84 years old. 1000 yards. Five inch group.

Hoo-AH!

LawDog

28 comments:

Pops said...

It is not yet my birthday, for a couple of weeks, yet. However, you, sir, have presented me with a marvelous gift. I started shooting 1000 yard competition in 1948, shortly after this man was returned from his service. A Rock Island 03-A3 with Lyman triple peep sights was all I could afford, choosing between upgrading the sights or buying ammo.

Thank you, Sir.

Paul D said...

That was brilliant. What an incredible thing to do for the old gentleman.

And a 5 inch group at a thousand years? For a guy who probably hasn't shot in years? Without missing? I'm in awe.

Mikael said...

At this point I'd be happy if I could repeat the 2" groups at 200 I could shoot when I was 15. That was amazing.

minimedic said...

DAMN, he's (still) good!

And yes, I needed my tissues, but not because of "dust in the air

Old NFO said...

I saw this and had tears in my eyes... The Sgts hosting him did an OUTSTANDING job, and they were truly impressed...

Harriet said...

Dayammm.....
Impressive on all counts.

Nancy said...

Now that's a story worth telling.
You could see that he was tickled pink!

Jay G said...

Stay. Off. His. Lawn...

HOO RAH, good sir. HOORAH.

Anonymous said...

Chuckle.

He may have been modest, but that old man still had a few things to show those young pups.

3 head shots at 1000 yards.

I don't think he was "accidentally high" on center of mass.

Derius Thoran said...

Amazing. My eyes are strangely damp. I guess it's the realization that respect is still alive here in America. Once a brother always a brother.

Hoo-AH! Indeed.

Anonymous said...

1. Looked like one mil of left windage for slight breeze and sun from left.
2. Astoundingly good shooting.
3. Once we started shooting back farther than 800 yards, things got slightly screwy.
4. That was with M40A1's and Lake City Match .762(a flyer in every box).
5. Clearly, things have advanced over the last 35 or so years.
6. God Bless Mr. Gundy and the folks from the AMU.
7. Makes me feel good all over.
V/R JWest

Joe said...

Outstanding! Thanks for this excellent notice LD.

Dr. Joe

Anonymous said...

Had REAL men back then.
Paul in Texas

Jim said...

No way I can shoot that well, and for damn sure, not with this tear in my eye.


Jim
Sunk New Dawn
Galveston, TX

Nancy said...

Me again :-) I have been looking for a way to contact you but have come up empty handed.
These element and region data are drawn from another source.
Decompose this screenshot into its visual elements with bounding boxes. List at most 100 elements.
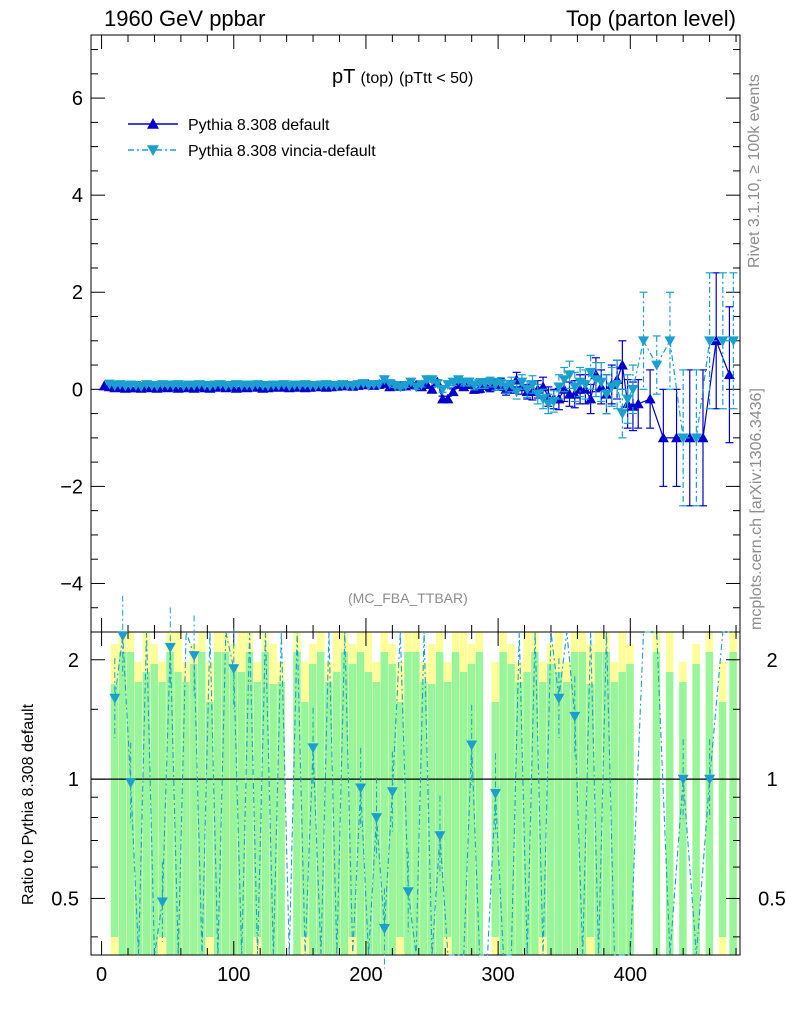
ratio-frame — [90, 631, 741, 956]
point-vincia — [690, 433, 702, 444]
ratio-point-vincia — [164, 642, 176, 653]
rivet-label: Rivet 3.1.10, ≥ 100k events — [746, 74, 763, 268]
band-green — [547, 664, 555, 955]
point-vincia — [373, 380, 385, 390]
ratio-y-tick-label-right: 2 — [766, 650, 777, 672]
ratio-y-tick-label: 2 — [68, 650, 79, 672]
band-green — [142, 672, 150, 955]
band-green — [467, 664, 476, 955]
plot-title-cut: (pTtt < 50) — [399, 70, 474, 87]
band-green — [293, 652, 301, 955]
band-green — [205, 702, 214, 937]
watermark: (MC_FBA_TTBAR) — [348, 590, 468, 606]
point-vincia — [585, 367, 597, 378]
band-green — [718, 702, 727, 937]
plot-title-sub: (top) — [360, 70, 394, 87]
band-green — [626, 664, 634, 955]
band-green — [150, 664, 158, 955]
point-vincia — [627, 384, 639, 395]
ratio-point-vincia — [569, 711, 581, 722]
ratio-point-vincia — [466, 740, 478, 751]
point-vincia — [526, 380, 538, 390]
point-vincia — [505, 380, 517, 390]
point-default — [442, 393, 454, 404]
legend-label-vincia: Pythia 8.308 vincia-default — [188, 143, 376, 160]
band-green — [570, 652, 579, 955]
point-default — [632, 398, 644, 409]
band-green — [404, 652, 412, 955]
legend-marker-default — [147, 118, 159, 129]
band-green — [451, 652, 460, 955]
point-default — [723, 369, 735, 380]
band-green — [475, 652, 484, 955]
band-green — [531, 652, 539, 955]
ratio-y-tick-label-right: 0.5 — [758, 888, 786, 910]
ratio-point-vincia — [228, 664, 240, 675]
y-tick-label: 0 — [72, 379, 83, 401]
point-vincia — [579, 380, 591, 390]
ratio-y-tick-label: 1 — [68, 769, 79, 791]
band-green — [253, 682, 262, 937]
band-green — [515, 682, 523, 955]
point-vincia — [717, 336, 729, 347]
band-green — [380, 652, 388, 955]
ratio-uncertainty-bands — [110, 632, 737, 955]
point-default — [657, 432, 669, 443]
point-vincia — [521, 384, 533, 395]
point-default — [616, 359, 628, 370]
band-green — [182, 682, 190, 955]
y-tick-label: 2 — [72, 282, 83, 304]
band-green — [412, 652, 420, 955]
ratio-point-vincia — [704, 774, 716, 785]
band-green — [364, 672, 373, 955]
point-default — [644, 393, 656, 404]
point-vincia — [378, 375, 390, 386]
band-green — [586, 684, 595, 937]
band-green — [692, 664, 700, 955]
band-green — [174, 672, 182, 955]
point-vincia — [616, 409, 628, 420]
ratio-y-axis-title: Ratio to Pythia 8.308 default — [20, 703, 37, 905]
band-green — [652, 652, 661, 955]
point-vincia — [595, 377, 607, 388]
x-tick-label: 100 — [217, 964, 250, 986]
ratio-point-vincia — [677, 774, 689, 785]
ratio-point-vincia — [386, 787, 398, 798]
point-vincia — [558, 375, 570, 386]
ratio-point-vincia — [109, 693, 121, 704]
ratio-panel-data — [109, 595, 734, 969]
band-green — [610, 682, 618, 955]
band-green — [443, 682, 452, 937]
ratio-point-vincia — [355, 783, 367, 794]
band-green — [562, 682, 571, 955]
y-tick-label: 4 — [72, 185, 83, 207]
band-green — [190, 664, 198, 955]
point-vincia — [727, 336, 739, 347]
point-vincia — [622, 394, 634, 405]
band-green — [602, 652, 610, 955]
point-vincia — [638, 336, 650, 347]
band-green — [261, 652, 269, 955]
band-green — [539, 682, 547, 937]
point-vincia — [600, 389, 612, 400]
ratio-point-vincia — [307, 743, 319, 754]
legend: Pythia 8.308 default Pythia 8.308 vincia-… — [128, 117, 376, 160]
band-green — [435, 652, 444, 955]
point-vincia — [463, 377, 475, 388]
ratio-vincia-line — [114, 631, 734, 956]
band-green — [340, 652, 349, 955]
point-vincia — [431, 379, 443, 389]
point-vincia — [704, 336, 716, 347]
point-default — [426, 383, 438, 394]
legend-label-default: Pythia 8.308 default — [188, 117, 330, 134]
plot-title-main: pT — [332, 66, 355, 88]
y-tick-label: 6 — [72, 88, 83, 110]
point-vincia — [611, 380, 623, 390]
band-green — [665, 672, 674, 955]
band-green — [507, 664, 515, 955]
band-green — [245, 652, 254, 955]
band-green — [594, 652, 603, 955]
ratio-point-vincia — [402, 887, 414, 898]
band-green — [229, 664, 238, 955]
I would appreciate if you contacted me via my blog

LawDog said...

TheLawDogFiles@gmail.com

LawDog

Anonymous said...

God bless you Ted Gundy.

R.L. Hunter said...

I'd be happy if I hit what I aimed for at 100 yards at that age.

Joseph said...

Hell, I'll be happy to still be alive at that age.

perlhaqr said...

How did all of this dust get into my office, anyway?

Montie said...

Dang, I should have known to heed your warning and not watch this at work. I've got officers wandering into my office asking "whats wrong with your eyes today Sarge", "Allergies dammit, get out in your car".

Nick said...

I saw the episode, it was an incredible of Shooting USA/Impossible Shots to do that.

kim said...

You gave honor where honor is due. This was glorious to watch - Thanks for sharing it.

Anonymous said...

Verrrrry dusty.

hbbill

docjim505 said...

I don't know if the AMU presented him with the black hat before or after he made his shots, but I think Mr. Gundy pretty clearly demonstrated that it wasn't an honorary presentation in his case: he EARNED it. Can you imagine this guy when he was REALLY in his prime???

An Ordinary American said...

Yes, sir. We're losing more and more of that great generation to the point that I consider our surviving WWII vets as being "National Treasures."
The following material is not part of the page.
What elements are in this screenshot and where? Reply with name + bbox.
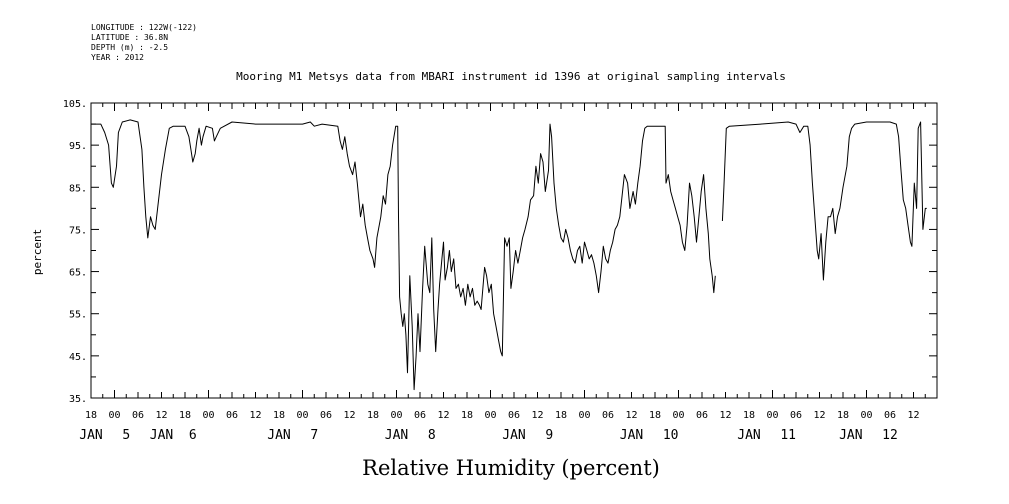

But we also have some danged good men and women doing the job for us today. Whenever I see or meet these outstanding young people, I make every effort to shake their hand, thank them, and tell them that their generation of veterans is making our generation of veterans proud.

From a fellow Texan and An Ordinary American.

On a Wing and a Whim said...

the entire half-hour episode has been uploaded, in two parts, on youtube:

http://www.youtube.com/watch?v=TN_PHSKXJ5E

and

http://www.youtube.com/watch?v=PySummwAmPM

Thought you might like to see it. It's worth watching.

New Jovian Thunderbolt said...

I sorta feel sorry for the German soldiers he faced. Sorta. At least they never knew what hit them.